Berdasarkan gambar di atas, terdapat 75 % responden yang menjawab mengetahui/mengenal hutan, 18,75 % yang menjawab tidak, dan 6,25 % yang menjawab tidak tahu. Dari hasil penyebaran kuisioner mengenai hutan, responden sudah banyak yang mengetahui/mengenal hutan, itu artinya sudah seharusnya masyarakat berusaha menjaga kelestarian, tidak merusak hutan dan tidak melakukan kegiatan-kegiatan yang dapat merusak kawasan hutan. Hanya 25 % responden yang tidak tahu dan tidak mengenal hutan, karena mereka jauh dari kawasan hutan Tahura Bukit Barisan dan tidak pernah mengikuti penyuluhan yang dilakukan oleh pemerintah.

Persentase jawaban responden mengenai pemanfaatan lahan hutan yaitu 75 % responden pernah mengusahakan lahan hutan 25 % responden menjawab tidak pernah mengusahakan lahan hutan. Biasanya masyarakat memanfaatkan kawasan hutan untuk lahan kebun mereka. Masyarakat memanfaatkan lahan hutan yang kosong yang terdapat di pinggir jalan.

Dari hasil penyebaran kuisioner terhadap responden dapat diketahui bahwa 86,25 % responden menjawab pernah memanfaatkan humus dari dalam hutan, 12,5 % responden menjawab tidak dan 3,75 % responden menjawab tidak tahu. Pada umumnya masyarakat yang mengambil humus adalah mereka yang berprofesi sebagai petani. Mereka mengambil humus di dalam hutan karena mereka meyakini bahwa humus adalah sebagai bahan organik terbaik yang dapat mengembalikan kualitas tanah yang selama ini telah ditanami.

Cara Pemilihan Perlakuan Terhadap Limbah Pertanian

Pemilihan perlakuan terhadap limbah pertanian oleh masyarakat Desa Tongkoh disajikan pada gambar 6.

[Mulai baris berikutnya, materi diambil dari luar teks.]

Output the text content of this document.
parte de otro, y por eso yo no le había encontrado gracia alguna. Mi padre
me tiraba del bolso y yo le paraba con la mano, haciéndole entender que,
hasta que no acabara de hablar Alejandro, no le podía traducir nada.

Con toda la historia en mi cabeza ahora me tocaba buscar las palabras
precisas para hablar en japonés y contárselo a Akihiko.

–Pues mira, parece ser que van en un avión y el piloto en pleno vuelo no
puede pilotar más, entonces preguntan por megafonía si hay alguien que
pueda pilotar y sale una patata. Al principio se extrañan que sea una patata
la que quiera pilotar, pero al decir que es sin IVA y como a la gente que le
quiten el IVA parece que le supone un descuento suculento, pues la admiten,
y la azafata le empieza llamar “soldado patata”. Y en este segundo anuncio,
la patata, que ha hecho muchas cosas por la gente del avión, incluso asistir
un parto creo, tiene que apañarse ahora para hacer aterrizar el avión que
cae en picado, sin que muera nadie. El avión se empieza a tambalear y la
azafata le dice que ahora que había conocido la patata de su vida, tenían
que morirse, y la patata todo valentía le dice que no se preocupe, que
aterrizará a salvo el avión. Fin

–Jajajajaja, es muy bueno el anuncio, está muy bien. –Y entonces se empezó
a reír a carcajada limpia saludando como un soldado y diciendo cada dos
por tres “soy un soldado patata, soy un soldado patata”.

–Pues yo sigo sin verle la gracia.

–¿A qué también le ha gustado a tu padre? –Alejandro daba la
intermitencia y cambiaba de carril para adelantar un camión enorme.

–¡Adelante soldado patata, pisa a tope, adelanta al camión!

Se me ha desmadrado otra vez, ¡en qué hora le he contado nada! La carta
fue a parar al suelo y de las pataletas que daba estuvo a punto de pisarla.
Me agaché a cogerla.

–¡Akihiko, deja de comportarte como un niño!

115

Gambar 6. Grafik Persentase Pemilihan alternatif terkait dengan Pemilihan perlakuan terhadap limbah pertanian

Berdasarkan gambar di atas dapat diketahui bahwa responden menilai cara memperlakukan limbah pertanian dengan cara dibakar menempati peringkat teratas dengan 49,3 % dan menjadi prioritas terpenting. Kemudian diikuti alternatif dengan cara diolah menjadi pupuk organik dengan 39 % dan yang terakhir dengan cara dibuang ke dalam hutan dengan 11,7 %.

Terpilihnya alternatif dengan cara dibakar daripada alternatif lain disebabkan oleh tanggapan masyarakat yang tidak mau direpotkan dengan limbah

yang dirasakan mengganggu kenyamanan lingkungan hidup dan lebih jauh merupakan beban yang menghabiskan dana relatif besar untuk menanganinya, sehingga masyarakat cendrung lebih ke arah membakar. Hal ini sesuai dengan pernyataan Prihandarini (2004) yang menyatakan bahwa persepsi masyarakat terhadap sampah adalah mengganggu sehingga harus disingkirkan. Persepsi seperti ini harus diganti bahwa sampah mempunyai nilai ekonomi dan bisa dimanfaatkan dalam memperbaiki lingkungan.